I have been to college and have an advanced degree. While I was no longer being followed by an aide, unlike high school, being the moderately-popular "smart" guy did not help me at all from a romantic standpoint as I was still considered "damaged" by the girls I knew somewhat well. Basically, I was the guy people went to for help with studying or information on random topics, but I was basically a curiosity akin to a sideshow exhibit as nobody wanted to get involved with somebody who was "nuts" and took medication to function for a rather serious mental disorder.

After I got my Master's, I tried to contact my old friends from when I was an undergrad, and they basically all washed their hands of me as my former friend circle had retroactively decided that they needed to "cut contact with the crazy guy" they knew in school despite their insistence that "I hadn't done anything wrong" but "This is the way it has to be for somebody like you."

I couldn't find anything that wasn't gig or contact work related to my field after school, so I ended up in a job that has nothing to do with my intended career.

While I enjoyed college and my area of study, it was not worth the amount of student loan debt I am still paying off and most people do not end up working in their respective fields after college.

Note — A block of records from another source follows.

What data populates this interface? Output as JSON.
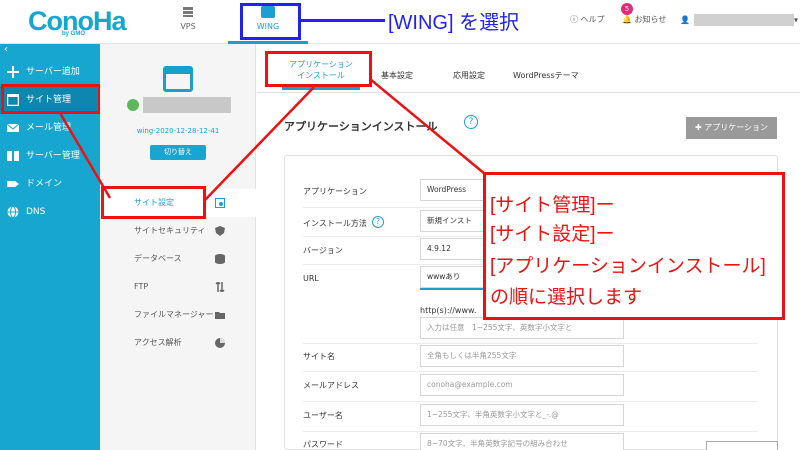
{
  "header": {
    "logo": "ConoHa",
    "logo_sub": "by GMO",
    "tab_vps": "VPS",
    "tab_wing": "WING",
    "help": "ヘルプ",
    "notice": "お知らせ",
    "notice_badge": "5"
  },
  "annotation_top": "[WING] を選択",
  "sidebar": {
    "items": [
      {
        "label": "サーバー追加",
        "icon": "plus-icon"
      },
      {
        "label": "サイト管理",
        "icon": "window-icon"
      },
      {
        "label": "メール管理",
        "icon": "mail-icon"
      },
      {
        "label": "サーバー管理",
        "icon": "server-icon"
      },
      {
        "label": "ドメイン",
        "icon": "tag-icon"
      },
      {
        "label": "DNS",
        "icon": "globe-icon"
      }
    ]
  },
  "site_panel": {
    "site_id": "wing-2020-12-28-12-41",
    "switch_label": "切り替え",
    "items": [
      {
        "label": "サイト設定",
        "icon": "gear-icon"
      },
      {
        "label": "サイトセキュリティ",
        "icon": "shield-icon"
      },
      {
        "label": "データベース",
        "icon": "database-icon"
      },
      {
        "label": "FTP",
        "icon": "transfer-icon"
      },
      {
        "label": "ファイルマネージャー",
        "icon": "folder-icon"
      },
      {
        "label": "アクセス解析",
        "icon": "pie-chart-icon"
      }
    ]
  },
  "main": {
    "tabs": [
      {
        "label_line1": "アプリケーション",
        "label_line2": "インストール"
      },
      {
        "label": "基本設定"
      },
      {
        "label": "応用設定"
      },
      {
        "label": "WordPressテーマ"
      }
    ],
    "section_title": "アプリケーションインストール",
    "add_button": "アプリケーション",
    "form": {
      "application_label": "アプリケーション",
      "application_value": "WordPress",
      "install_method_label": "インストール方法",
      "install_method_value": "新規インスト",
      "version_label": "バージョン",
      "version_value": "4.9.12",
      "url_label": "URL",
      "url_value": "wwwあり",
      "url_prefix": "http(s)://www.",
      "url_path_placeholder": "入力は任意　1~255文字、英数字小文字と",
      "site_name_label": "サイト名",
      "site_name_placeholder": "全角もしくは半角255文字",
      "email_label": "メールアドレス",
      "email_placeholder": "conoha@example.com",
      "username_label": "ユーザー名",
      "username_placeholder": "1~255文字、半角英数字小文字と_-.@",
      "password_label": "パスワード",
      "password_placeholder": "8~70文字、半角英数字記号の組み合わせ"
    }
  },
  "annotation_note": [
    "[サイト管理]ー",
    "[サイト設定]ー",
    "[アプリケーションインストール]",
    "の順に選択します"
  ],
  "colors": {
    "brand": "#17a6cf",
    "annotation_red": "#ee1111",
    "annotation_blue": "#2222ee"
  }
}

Plus, I was hampered by the same issues that are largely responsible for my inceldom in college that I was in high school, namely, people do not want to get involved with somebody with a severe psychiatric problem that they cannot really hide.

The only difference is that people in college tried to be more polite about why they did not want to get in a relationship with me and many tried to be sympathetic, but the answer was still "No."
 
A self-described 3/10 5'6 dude from here just recently ascended. So maybe you should try just to have the confirmation.
cope he is probably betabuxxing, no girlfriend for your face.